A major U.S. Muslim group cancels Virginia banquet over bomb and death threats
ARLINGTON, Va. — A national Muslim civil rights group said Thursday it is moving its annual banquet out of a Virginia hotel that received bomb and death threats possibly linked to the group's concern for Palestinians caught in the Israel-Hamas war.
The Council on American-Islamic Relations, or CAIR, canceled plans to hold its 29th annual banquet on Saturday at the Marriott Crystal Gateway in Arlington, just across the Potomac River from Washington, D.C. The group, which has used the hotel for a decade, will move the banquet to an undisclosed location with heightened security, the group's statement said.
"In recent days, according to the Marriott, anonymous callers have threatened to plant bombs in the hotel's parking garage, kill specific hotel staff in their homes, and storm the hotel in a repeat of the Jan. 6th attack on the U.S. Capitol if the events moved forward," the statement said.
Arlington police said in an email that the department was investigating a Thursday morning report from the hotel that it received anonymous phone calls, "some referencing threats to bomb," regarding the CAIR event.
Emails seeking comment from the FBI, which CAIR said also is investigating, and the Marriott hotel chain were not immediately answered late Thursday night.
A separate banquet planned for Oct. 28 in Maryland also was cancelled and will be merged with Saturday's event, CAIR said.
The threats came after CAIR updated banquet programming to focus on human rights issues for Palestinians.

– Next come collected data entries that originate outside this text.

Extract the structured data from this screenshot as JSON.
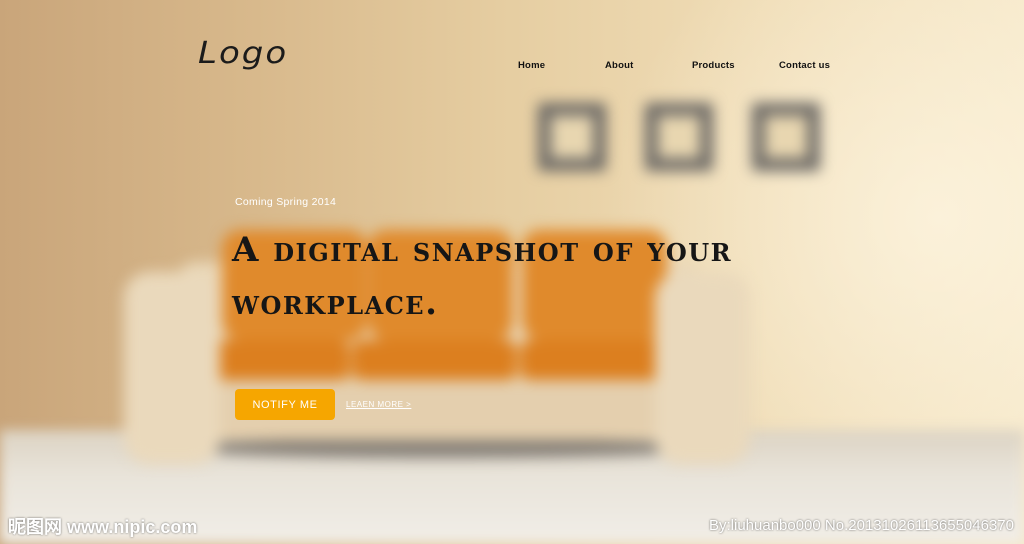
{
  "header": {
    "logo_text": "Logo"
  },
  "nav": {
    "items": [
      {
        "label": "Home"
      },
      {
        "label": "About"
      },
      {
        "label": "Products"
      },
      {
        "label": "Contact us"
      }
    ]
  },
  "hero": {
    "tagline": "Coming Spring 2014",
    "headline": "A digital snapshot of your workplace.",
    "notify_button": "NOTIFY ME",
    "learn_more": "LEAEN MORE >"
  },
  "watermark": {
    "left": "昵图网 www.nipic.com",
    "right": "By:liuhuanbo000  No.20131026113655046370"
  },
  "colors": {
    "accent": "#f6a600",
    "sofa_cushion": "#e08a2c",
    "wall": "#e6cea2"
  }
}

The group has started an online campaign urging members of Congress to promote a ceasefire in Gaza.
"We strongly condemn the extreme and disgusting threats against our organization, the Marriott hotel and its staff," CAIR National Executive Director Nihad Awad, who is Palestinian American, said in a statement. "We will not allow the threats of anti-Palestinian racists and anti-Muslim bigots who seek to dehumanize the Palestinian people and silence American Muslims to stop us from pursuing justice for all."

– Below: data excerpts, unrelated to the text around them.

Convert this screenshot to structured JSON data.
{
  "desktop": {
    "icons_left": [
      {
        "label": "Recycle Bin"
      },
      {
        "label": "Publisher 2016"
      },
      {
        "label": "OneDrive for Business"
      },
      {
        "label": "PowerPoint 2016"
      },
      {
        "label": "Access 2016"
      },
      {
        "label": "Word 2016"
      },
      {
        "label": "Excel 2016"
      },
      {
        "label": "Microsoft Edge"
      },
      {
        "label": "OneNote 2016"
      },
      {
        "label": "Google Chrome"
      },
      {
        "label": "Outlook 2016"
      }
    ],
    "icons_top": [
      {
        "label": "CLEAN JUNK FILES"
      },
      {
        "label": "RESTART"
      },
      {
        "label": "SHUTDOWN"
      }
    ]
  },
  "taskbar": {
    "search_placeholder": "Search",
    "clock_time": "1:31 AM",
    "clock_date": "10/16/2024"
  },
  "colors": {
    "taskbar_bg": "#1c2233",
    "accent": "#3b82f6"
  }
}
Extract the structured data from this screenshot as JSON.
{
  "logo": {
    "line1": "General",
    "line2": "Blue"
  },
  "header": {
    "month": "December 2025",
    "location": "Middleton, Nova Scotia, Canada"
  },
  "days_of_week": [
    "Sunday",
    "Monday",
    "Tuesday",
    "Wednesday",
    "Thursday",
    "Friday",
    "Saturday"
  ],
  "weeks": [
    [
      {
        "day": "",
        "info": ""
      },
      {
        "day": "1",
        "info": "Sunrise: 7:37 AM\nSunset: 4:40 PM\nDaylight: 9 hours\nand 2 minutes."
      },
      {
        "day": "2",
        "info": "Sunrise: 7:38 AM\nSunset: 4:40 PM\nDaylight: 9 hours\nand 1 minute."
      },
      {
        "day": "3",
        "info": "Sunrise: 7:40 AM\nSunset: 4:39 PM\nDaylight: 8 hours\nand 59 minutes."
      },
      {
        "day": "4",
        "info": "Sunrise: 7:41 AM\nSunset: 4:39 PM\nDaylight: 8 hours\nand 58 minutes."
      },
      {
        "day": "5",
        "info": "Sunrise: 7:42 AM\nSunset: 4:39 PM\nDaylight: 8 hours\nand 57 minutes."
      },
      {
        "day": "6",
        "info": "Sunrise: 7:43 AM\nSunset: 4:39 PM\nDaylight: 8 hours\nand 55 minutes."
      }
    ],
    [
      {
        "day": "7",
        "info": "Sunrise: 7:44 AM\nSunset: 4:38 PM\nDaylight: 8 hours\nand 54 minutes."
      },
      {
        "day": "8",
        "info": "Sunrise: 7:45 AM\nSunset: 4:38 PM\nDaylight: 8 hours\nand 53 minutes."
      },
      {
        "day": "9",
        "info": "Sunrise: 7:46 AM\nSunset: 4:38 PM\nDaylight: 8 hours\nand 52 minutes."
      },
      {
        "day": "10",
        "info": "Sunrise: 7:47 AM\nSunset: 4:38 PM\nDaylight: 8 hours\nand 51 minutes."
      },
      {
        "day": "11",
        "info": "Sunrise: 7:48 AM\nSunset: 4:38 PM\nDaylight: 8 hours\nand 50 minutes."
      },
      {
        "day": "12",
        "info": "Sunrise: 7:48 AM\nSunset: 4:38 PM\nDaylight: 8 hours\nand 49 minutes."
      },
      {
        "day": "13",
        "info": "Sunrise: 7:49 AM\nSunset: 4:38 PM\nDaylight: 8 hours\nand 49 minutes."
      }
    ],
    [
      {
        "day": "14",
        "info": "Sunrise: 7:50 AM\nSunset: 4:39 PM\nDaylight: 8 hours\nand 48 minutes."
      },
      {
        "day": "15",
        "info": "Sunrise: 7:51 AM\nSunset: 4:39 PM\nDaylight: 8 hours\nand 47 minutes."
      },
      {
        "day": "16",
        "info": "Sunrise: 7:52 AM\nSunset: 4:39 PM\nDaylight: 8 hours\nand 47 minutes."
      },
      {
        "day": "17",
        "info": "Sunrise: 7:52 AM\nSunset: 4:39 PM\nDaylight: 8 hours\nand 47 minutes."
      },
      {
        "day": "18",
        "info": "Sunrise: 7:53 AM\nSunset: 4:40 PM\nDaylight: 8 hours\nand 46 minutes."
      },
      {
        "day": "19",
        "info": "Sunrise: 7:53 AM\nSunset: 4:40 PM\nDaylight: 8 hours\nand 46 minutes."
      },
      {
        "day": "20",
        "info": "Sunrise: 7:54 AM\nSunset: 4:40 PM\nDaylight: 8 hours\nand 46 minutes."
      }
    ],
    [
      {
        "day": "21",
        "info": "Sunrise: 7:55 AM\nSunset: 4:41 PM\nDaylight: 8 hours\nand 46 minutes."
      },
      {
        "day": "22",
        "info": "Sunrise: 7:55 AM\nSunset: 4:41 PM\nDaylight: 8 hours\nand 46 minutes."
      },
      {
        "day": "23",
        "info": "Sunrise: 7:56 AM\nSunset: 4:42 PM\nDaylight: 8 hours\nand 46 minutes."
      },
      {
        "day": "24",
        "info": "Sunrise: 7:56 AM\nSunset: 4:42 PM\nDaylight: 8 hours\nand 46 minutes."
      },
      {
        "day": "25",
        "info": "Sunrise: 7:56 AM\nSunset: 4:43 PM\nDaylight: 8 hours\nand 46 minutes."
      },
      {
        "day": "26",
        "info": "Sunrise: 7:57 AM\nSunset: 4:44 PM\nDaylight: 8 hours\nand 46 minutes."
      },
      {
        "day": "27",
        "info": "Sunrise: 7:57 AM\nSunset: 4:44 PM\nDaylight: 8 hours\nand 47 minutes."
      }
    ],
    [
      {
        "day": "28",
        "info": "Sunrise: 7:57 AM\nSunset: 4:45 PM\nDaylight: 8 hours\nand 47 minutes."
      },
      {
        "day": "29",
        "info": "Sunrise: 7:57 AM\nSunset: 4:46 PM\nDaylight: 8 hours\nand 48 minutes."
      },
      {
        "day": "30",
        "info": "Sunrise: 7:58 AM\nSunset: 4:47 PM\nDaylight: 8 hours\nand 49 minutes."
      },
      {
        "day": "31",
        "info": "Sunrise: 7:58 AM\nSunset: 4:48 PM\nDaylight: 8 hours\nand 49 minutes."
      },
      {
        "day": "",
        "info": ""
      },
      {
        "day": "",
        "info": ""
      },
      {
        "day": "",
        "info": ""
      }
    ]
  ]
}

Hamas militants from the blockaded Gaza Strip stormed into nearby Israeli towns on Oct. 7, which coincided with a major Jewish holiday. The attack killed hundreds of civilians. Since then, Israel has launched airstrikes on Gaza, destroying entire neighborhoods and killing hundreds of Palestinian civilians.
There have been concerns the war will inspire violence in the U.S. Last week, police in major cities increased patrols, authorities put up fencing around the U.S. Capitol and some schools closed. But law enforcement officials stressed there were no credible threats in the U.S.